Кимет сказал: хочешь работать — дело твое, но по мне лучше бы голубями занялась. Продавали бы голубей — озолотились! Я пошла к сеньоре Энрикете рассказать про разговор с моими хозяевами. И надо такое! Иду теми же улицами, а они почему-то узкие сделались… Как пришли, Антони сразу к картине — хвостатых страшил разглядывать. Сеньора Энрикета обещалась за детьми присмотреть. Я, говорит, буду брать их с собой к кинотеатру «Смарт», ничего, посидят возле меня на скамеечке. И тут мой Антони — понятливый был! — слез со стула и кричит: никуда не пойду, вот и все! Я сказала, что мальчик еще туда-сюда, усидит, а Рита — нет, мала, бедняжка, чтобы целое утро на улице. Рита, пока мы говорили, заснула у меня на коленях. А мальчик снова залез на стул, не оторвать от картины! На улице моросило. Вот скажи на милость, как соберусь к сеньоре Энрикете, редко, чтобы не было дождя. Капли одна за другой скатывались по бельевой проволоке, самые большие набухали, вытягивались и падали слезами.
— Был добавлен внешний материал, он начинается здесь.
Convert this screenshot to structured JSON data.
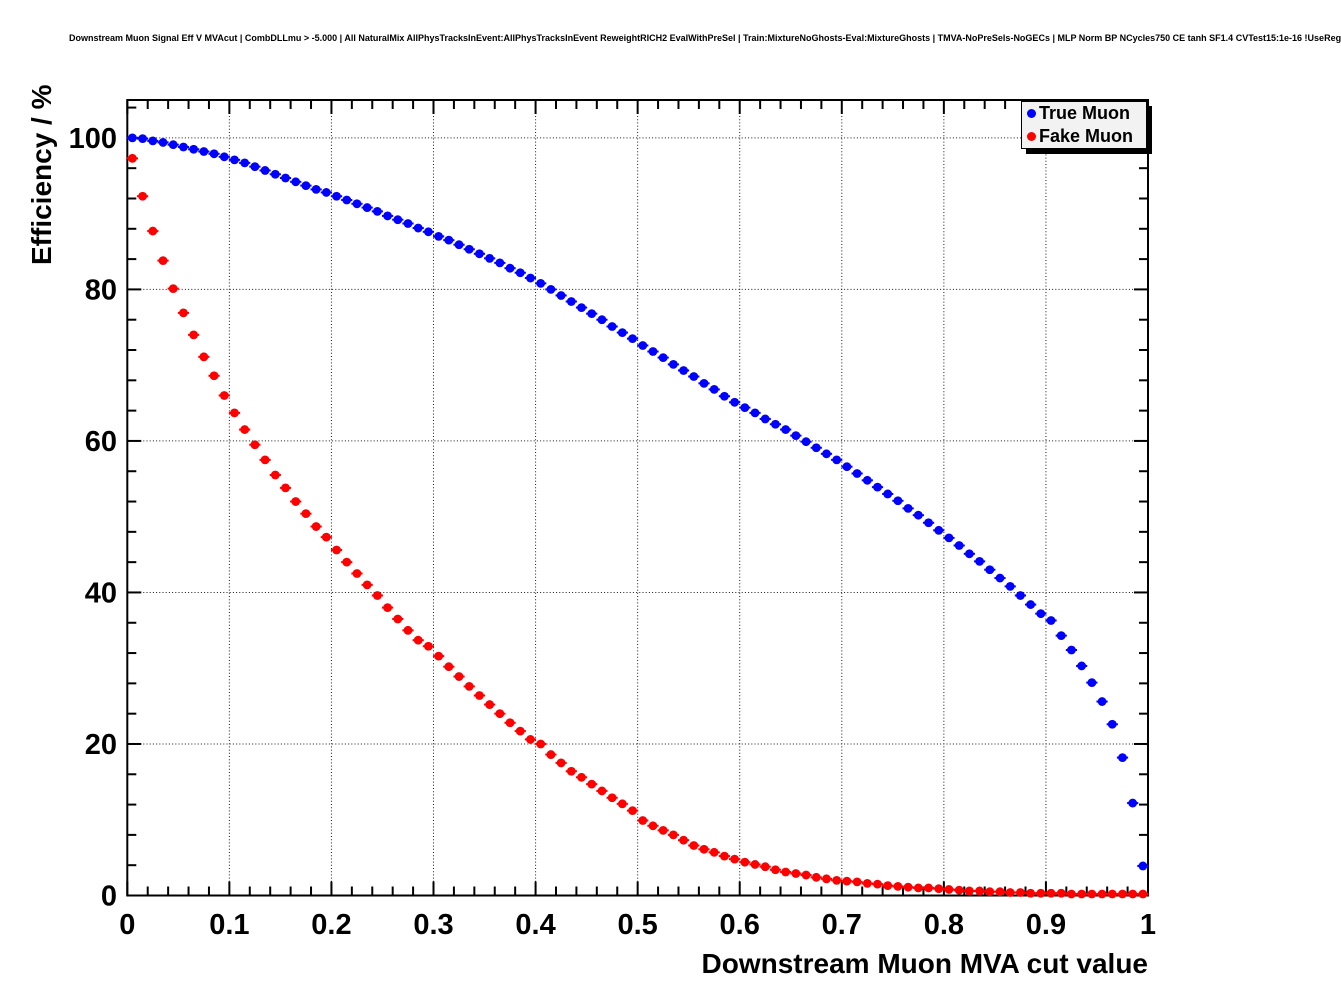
{
  "title": "Downstream Muon Signal Eff V MVAcut | CombDLLmu > -5.000 | All NaturalMix AllPhysTracksInEvent:AllPhysTracksInEvent ReweightRICH2 EvalWithPreSel | Train:MixtureNoGhosts-Eval:MixtureGhosts | TMVA-NoPreSels-NoGECs | MLP Norm BP NCycles750 CE tanh SF1.4 CVTest15:1e-16 !UseReg",
  "chart_data": {
    "type": "scatter",
    "title": "Downstream Muon Signal Eff V MVAcut",
    "xlabel": "Downstream Muon MVA cut value",
    "ylabel": "Efficiency / %",
    "xlim": [
      0,
      1
    ],
    "ylim": [
      0,
      105
    ],
    "grid": true,
    "x_major_ticks": [
      0,
      0.1,
      0.2,
      0.3,
      0.4,
      0.5,
      0.6,
      0.7,
      0.8,
      0.9,
      1
    ],
    "x_tick_labels": [
      "0",
      "0.1",
      "0.2",
      "0.3",
      "0.4",
      "0.5",
      "0.6",
      "0.7",
      "0.8",
      "0.9",
      "1"
    ],
    "x_minor_step": 0.02,
    "y_major_ticks": [
      0,
      20,
      40,
      60,
      80,
      100
    ],
    "y_tick_labels": [
      "0",
      "20",
      "40",
      "60",
      "80",
      "100"
    ],
    "y_minor_step": 4,
    "x_gridlines": [
      0.1,
      0.2,
      0.3,
      0.4,
      0.5,
      0.6,
      0.7,
      0.8,
      0.9
    ],
    "y_gridlines": [
      20,
      40,
      60,
      80,
      100
    ],
    "legend": {
      "position": "top-right",
      "entries": [
        {
          "label": "True Muon",
          "color": "#0000ff"
        },
        {
          "label": "Fake Muon",
          "color": "#ff0000"
        }
      ]
    },
    "series": [
      {
        "name": "True Muon",
        "color": "#0000ff",
        "marker": "circle",
        "points": [
          [
            0.005,
            100.0
          ],
          [
            0.015,
            99.9
          ],
          [
            0.025,
            99.6
          ],
          [
            0.035,
            99.4
          ],
          [
            0.045,
            99.1
          ],
          [
            0.055,
            98.8
          ],
          [
            0.065,
            98.5
          ],
          [
            0.075,
            98.2
          ],
          [
            0.085,
            97.9
          ],
          [
            0.095,
            97.5
          ],
          [
            0.105,
            97.1
          ],
          [
            0.115,
            96.7
          ],
          [
            0.125,
            96.2
          ],
          [
            0.135,
            95.7
          ],
          [
            0.145,
            95.2
          ],
          [
            0.155,
            94.7
          ],
          [
            0.165,
            94.2
          ],
          [
            0.175,
            93.7
          ],
          [
            0.185,
            93.2
          ],
          [
            0.195,
            92.8
          ],
          [
            0.205,
            92.3
          ],
          [
            0.215,
            91.8
          ],
          [
            0.225,
            91.3
          ],
          [
            0.235,
            90.8
          ],
          [
            0.245,
            90.3
          ],
          [
            0.255,
            89.7
          ],
          [
            0.265,
            89.2
          ],
          [
            0.275,
            88.7
          ],
          [
            0.285,
            88.1
          ],
          [
            0.295,
            87.6
          ],
          [
            0.305,
            87.0
          ],
          [
            0.315,
            86.5
          ],
          [
            0.325,
            85.9
          ],
          [
            0.335,
            85.3
          ],
          [
            0.345,
            84.7
          ],
          [
            0.355,
            84.1
          ],
          [
            0.365,
            83.5
          ],
          [
            0.375,
            82.8
          ],
          [
            0.385,
            82.2
          ],
          [
            0.395,
            81.5
          ],
          [
            0.405,
            80.8
          ],
          [
            0.415,
            80.0
          ],
          [
            0.425,
            79.2
          ],
          [
            0.435,
            78.4
          ],
          [
            0.445,
            77.6
          ],
          [
            0.455,
            76.8
          ],
          [
            0.465,
            76.0
          ],
          [
            0.475,
            75.1
          ],
          [
            0.485,
            74.3
          ],
          [
            0.495,
            73.5
          ],
          [
            0.505,
            72.6
          ],
          [
            0.515,
            71.8
          ],
          [
            0.525,
            71.0
          ],
          [
            0.535,
            70.1
          ],
          [
            0.545,
            69.3
          ],
          [
            0.555,
            68.5
          ],
          [
            0.565,
            67.6
          ],
          [
            0.575,
            66.8
          ],
          [
            0.585,
            65.9
          ],
          [
            0.595,
            65.1
          ],
          [
            0.605,
            64.4
          ],
          [
            0.615,
            63.7
          ],
          [
            0.625,
            62.9
          ],
          [
            0.635,
            62.2
          ],
          [
            0.645,
            61.5
          ],
          [
            0.655,
            60.7
          ],
          [
            0.665,
            59.9
          ],
          [
            0.675,
            59.1
          ],
          [
            0.685,
            58.3
          ],
          [
            0.695,
            57.5
          ],
          [
            0.705,
            56.6
          ],
          [
            0.715,
            55.7
          ],
          [
            0.725,
            54.8
          ],
          [
            0.735,
            53.9
          ],
          [
            0.745,
            53.0
          ],
          [
            0.755,
            52.1
          ],
          [
            0.765,
            51.1
          ],
          [
            0.775,
            50.2
          ],
          [
            0.785,
            49.2
          ],
          [
            0.795,
            48.2
          ],
          [
            0.805,
            47.2
          ],
          [
            0.815,
            46.2
          ],
          [
            0.825,
            45.1
          ],
          [
            0.835,
            44.1
          ],
          [
            0.845,
            43.0
          ],
          [
            0.855,
            41.9
          ],
          [
            0.865,
            40.8
          ],
          [
            0.875,
            39.6
          ],
          [
            0.885,
            38.4
          ],
          [
            0.895,
            37.2
          ],
          [
            0.905,
            36.3
          ],
          [
            0.915,
            34.3
          ],
          [
            0.925,
            32.4
          ],
          [
            0.935,
            30.3
          ],
          [
            0.945,
            28.1
          ],
          [
            0.955,
            25.6
          ],
          [
            0.965,
            22.6
          ],
          [
            0.975,
            18.2
          ],
          [
            0.985,
            12.2
          ],
          [
            0.995,
            3.9
          ]
        ]
      },
      {
        "name": "Fake Muon",
        "color": "#ff0000",
        "marker": "circle",
        "points": [
          [
            0.005,
            97.3
          ],
          [
            0.015,
            92.3
          ],
          [
            0.025,
            87.7
          ],
          [
            0.035,
            83.8
          ],
          [
            0.045,
            80.1
          ],
          [
            0.055,
            76.9
          ],
          [
            0.065,
            74.0
          ],
          [
            0.075,
            71.1
          ],
          [
            0.085,
            68.6
          ],
          [
            0.095,
            66.0
          ],
          [
            0.105,
            63.7
          ],
          [
            0.115,
            61.5
          ],
          [
            0.125,
            59.5
          ],
          [
            0.135,
            57.5
          ],
          [
            0.145,
            55.5
          ],
          [
            0.155,
            53.8
          ],
          [
            0.165,
            52.0
          ],
          [
            0.175,
            50.4
          ],
          [
            0.185,
            48.7
          ],
          [
            0.195,
            47.3
          ],
          [
            0.205,
            45.6
          ],
          [
            0.215,
            44.0
          ],
          [
            0.225,
            42.5
          ],
          [
            0.235,
            41.0
          ],
          [
            0.245,
            39.6
          ],
          [
            0.255,
            38.0
          ],
          [
            0.265,
            36.5
          ],
          [
            0.275,
            35.0
          ],
          [
            0.285,
            33.7
          ],
          [
            0.295,
            32.9
          ],
          [
            0.305,
            31.6
          ],
          [
            0.315,
            30.2
          ],
          [
            0.325,
            28.9
          ],
          [
            0.335,
            27.6
          ],
          [
            0.345,
            26.4
          ],
          [
            0.355,
            25.2
          ],
          [
            0.365,
            24.0
          ],
          [
            0.375,
            22.8
          ],
          [
            0.385,
            21.7
          ],
          [
            0.395,
            20.6
          ],
          [
            0.405,
            20.0
          ],
          [
            0.415,
            18.6
          ],
          [
            0.425,
            17.5
          ],
          [
            0.435,
            16.4
          ],
          [
            0.445,
            15.6
          ],
          [
            0.455,
            14.7
          ],
          [
            0.465,
            13.8
          ],
          [
            0.475,
            12.9
          ],
          [
            0.485,
            12.1
          ],
          [
            0.495,
            11.2
          ],
          [
            0.505,
            9.9
          ],
          [
            0.515,
            9.2
          ],
          [
            0.525,
            8.6
          ],
          [
            0.535,
            8.0
          ],
          [
            0.545,
            7.3
          ],
          [
            0.555,
            6.6
          ],
          [
            0.565,
            6.1
          ],
          [
            0.575,
            5.7
          ],
          [
            0.585,
            5.2
          ],
          [
            0.595,
            4.8
          ],
          [
            0.605,
            4.4
          ],
          [
            0.615,
            4.1
          ],
          [
            0.625,
            3.8
          ],
          [
            0.635,
            3.4
          ],
          [
            0.645,
            3.1
          ],
          [
            0.655,
            2.9
          ],
          [
            0.665,
            2.7
          ],
          [
            0.675,
            2.4
          ],
          [
            0.685,
            2.2
          ],
          [
            0.695,
            2.0
          ],
          [
            0.705,
            1.9
          ],
          [
            0.715,
            1.8
          ],
          [
            0.725,
            1.6
          ],
          [
            0.735,
            1.5
          ],
          [
            0.745,
            1.3
          ],
          [
            0.755,
            1.2
          ],
          [
            0.765,
            1.1
          ],
          [
            0.775,
            1.0
          ],
          [
            0.785,
            1.0
          ],
          [
            0.795,
            0.9
          ],
          [
            0.805,
            0.8
          ],
          [
            0.815,
            0.7
          ],
          [
            0.825,
            0.6
          ],
          [
            0.835,
            0.6
          ],
          [
            0.845,
            0.5
          ],
          [
            0.855,
            0.5
          ],
          [
            0.865,
            0.4
          ],
          [
            0.875,
            0.4
          ],
          [
            0.885,
            0.3
          ],
          [
            0.895,
            0.3
          ],
          [
            0.905,
            0.3
          ],
          [
            0.915,
            0.3
          ],
          [
            0.925,
            0.2
          ],
          [
            0.935,
            0.2
          ],
          [
            0.945,
            0.2
          ],
          [
            0.955,
            0.2
          ],
          [
            0.965,
            0.2
          ],
          [
            0.975,
            0.2
          ],
          [
            0.985,
            0.2
          ],
          [
            0.995,
            0.2
          ]
        ]
      }
    ]
  }
}
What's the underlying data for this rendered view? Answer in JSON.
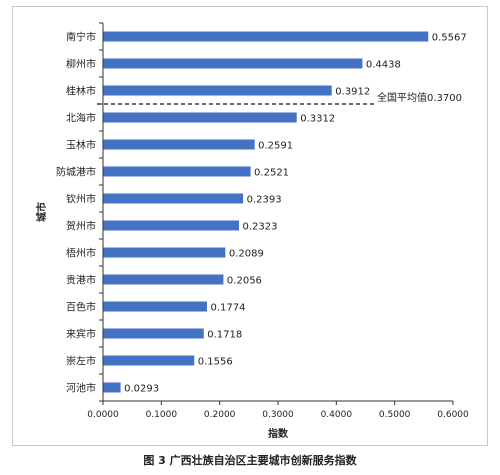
{
  "chart_data": {
    "type": "bar",
    "orientation": "horizontal",
    "categories": [
      "南宁市",
      "柳州市",
      "桂林市",
      "北海市",
      "玉林市",
      "防城港市",
      "钦州市",
      "贺州市",
      "梧州市",
      "贵港市",
      "百色市",
      "来宾市",
      "崇左市",
      "河池市"
    ],
    "values": [
      0.5567,
      0.4438,
      0.3912,
      0.3312,
      0.2591,
      0.2521,
      0.2393,
      0.2323,
      0.2089,
      0.2056,
      0.1774,
      0.1718,
      0.1556,
      0.0293
    ],
    "value_labels": [
      "0.5567",
      "0.4438",
      "0.3912",
      "0.3312",
      "0.2591",
      "0.2521",
      "0.2393",
      "0.2323",
      "0.2089",
      "0.2056",
      "0.1774",
      "0.1718",
      "0.1556",
      "0.0293"
    ],
    "xlabel": "指数",
    "ylabel": "城市",
    "xlim": [
      0,
      0.6
    ],
    "xticks": [
      "0.0000",
      "0.1000",
      "0.2000",
      "0.3000",
      "0.4000",
      "0.5000",
      "0.6000"
    ],
    "grid": false,
    "bar_color": "#4472c4",
    "reference_line": {
      "value": 0.37,
      "label": "全国平均值0.3700",
      "style": "dashed"
    },
    "caption": "图 3 广西壮族自治区主要城市创新服务指数"
  }
}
Первый день, как я стала работать в том доме, где с улицы полуподвал, ничего у меня не ладилось. Перемыла половину посуды — и вдруг воды нет. Сеньор с плащом, их зять, пришел на кухню, вежливый — старая сеньора его позвала, — сам открыл кран и, как увидел, что оттуда ни капли, собрался на террат. Пойду узнаю, в чем дело, сказал. У них бак неплотно закрывался, чтобы видеть, сколько воды, ну и подумали, может, какой листок попал, заткнул отверстие. Сеньора велела мне пыль в столовой вытирать, чтобы время зря не пропадало. А у меня в голове одно: дети мои взаперти. Кимет, конечно, не пустил их к сеньоре Энрикете. Она, мол, зазевается, Антони, не приведи Бог, выскочит на мостовую и под машину… Пыль я тряпкой вытирала, потому что сеньора сказала, что все эти метелочки — ерунда, поднимут пыль, а через минуту она, где была, там и есть. Как раз в эту минуту спустилась дочь, поздоровалась со мной, и странное дело — на вид она вовсе не больная. Сеньора велела принести воды из колодца и вымыть окно, которое до потолка: с улицы, я говорила, оно до самой земли и всегда пыльное, а как дождь — грязью заляпано. Машины — взад-вперед, там шлеп, здесь шлеп, и только успевай оттирать… Сеньор, их зять, сошел с террата и прямо с той лестницы шашечками, что вела в гостиную, закричал, что бак в порядке, никакого засора, стало быть, что-то в трубах на улице. Сеньора нахмурилась и сказала, что надо натаскать волы из колодца и домыть посуду, правда, говорит, я колодезной воды побаиваюсь, вдруг там когда-то человека утопили. С другой стороны, поди, знай — придет завтра водопроводчик или нет. И чтоб посуда осталась грязная?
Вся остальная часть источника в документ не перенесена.